The Commission finds that:
(1) Public notice of intention to adopt the amendments adopted by this order has been given under sections 201 and 202 of the act of July 31, 1968 (P. L. 769, No. 240) (45 P. S. §§ 1201 and 1202) and the regulations promulgated thereunder, 1 Pa. Code §§ 7.1 and 7.2.
(2) A public comment period was provided and all public comments received were considered.
(3) The adoption of the amendments of the Commission in the manner provided in this order is necessary and appropriate for administration and enforcement of the authorizing statutes.
The Commission, acting under the authorizing statutes, orders that:
(a) The regulations of the Commission, 58 Pa.
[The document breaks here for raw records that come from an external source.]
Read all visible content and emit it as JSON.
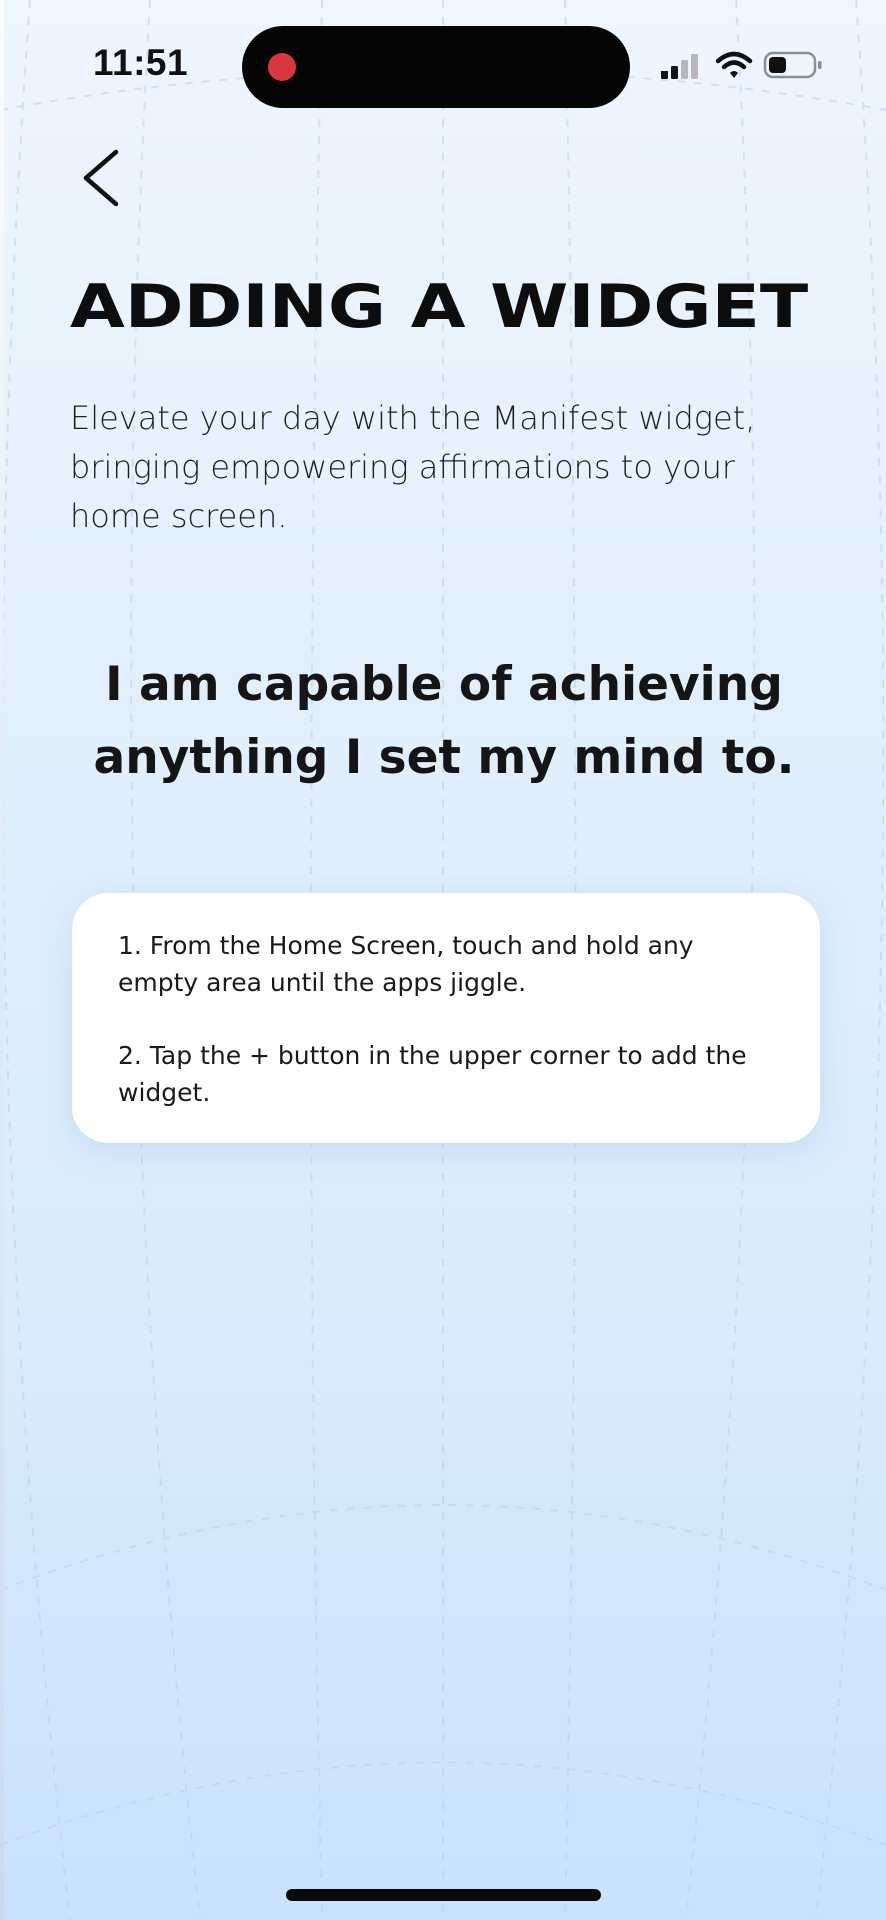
{
  "status_bar": {
    "time": "11:51",
    "icons": [
      "record-indicator",
      "cellular-signal-icon",
      "wifi-icon",
      "battery-icon"
    ]
  },
  "navigation": {
    "back_icon": "chevron-left-icon"
  },
  "page": {
    "title": "ADDING A WIDGET",
    "intro": "Elevate your day with the Manifest widget, bringing empowering affirmations to your home screen.",
    "affirmation": "I am capable of achieving anything I set my mind to."
  },
  "instructions": {
    "steps": [
      "1. From the Home Screen, touch and hold any empty area until the apps jiggle.",
      "2. Tap the + button in the upper corner to add the widget."
    ]
  },
  "colors": {
    "background_top": "#eef6ff",
    "background_bottom": "#c9e2fb",
    "card": "#ffffff",
    "record_dot": "#d9363e",
    "text": "#111111"
  }
}
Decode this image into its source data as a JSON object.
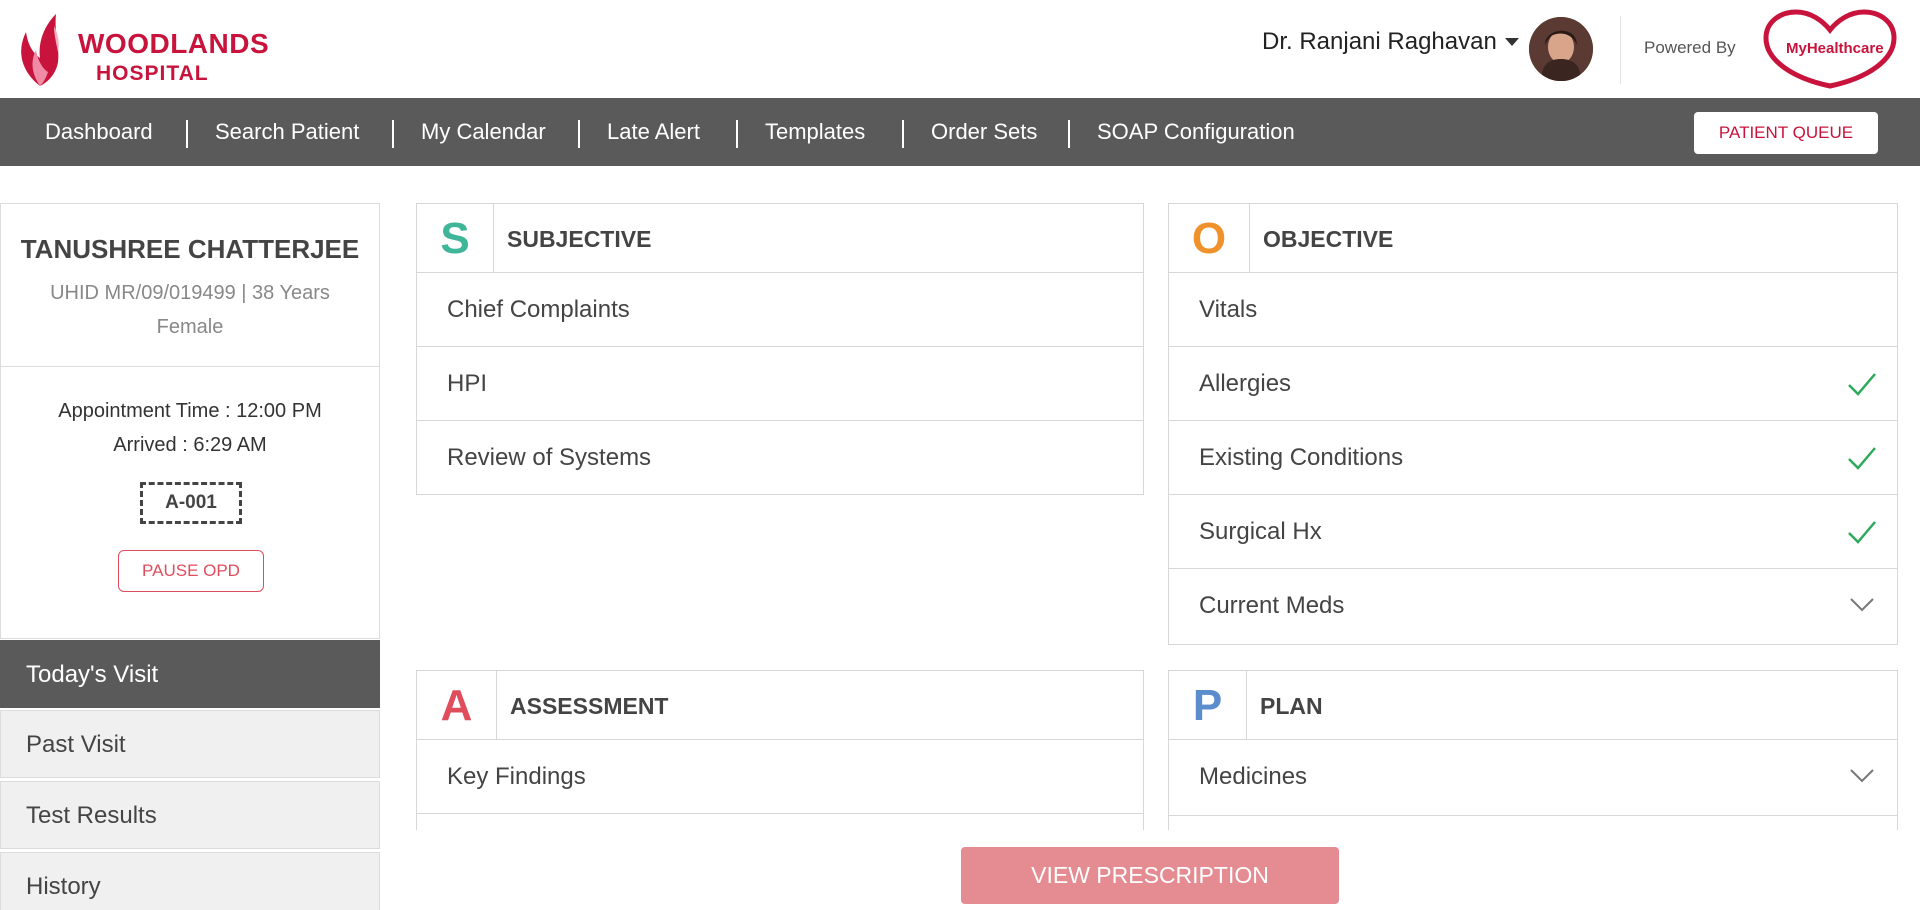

Code Chapter 63, are amended by amending §§ 63.2 and 63.20 to read as set forth at 44 Pa.B. 1769.
(b) The Executive Director will submit this order and 44 Pa.B. 1769 to the Office of Attorney General for approval as to legality and form as required by law.
(c) The Executive Director shall certify this order and 44 Pa.B. 1769 and deposit them with the Legislative Reference Bureau as required by law.
(d) This order shall take effect upon publication in the Pennsylvania Bulletin.
JOHN A. ARWAY,
Fiscal Note: Fiscal Note 48A-257 remains valid for the final adoption of the subject regulations.
[Pa.B. Doc. No. 14-1958. Filed for public inspection September 19, 2014, 9:00 a.m.]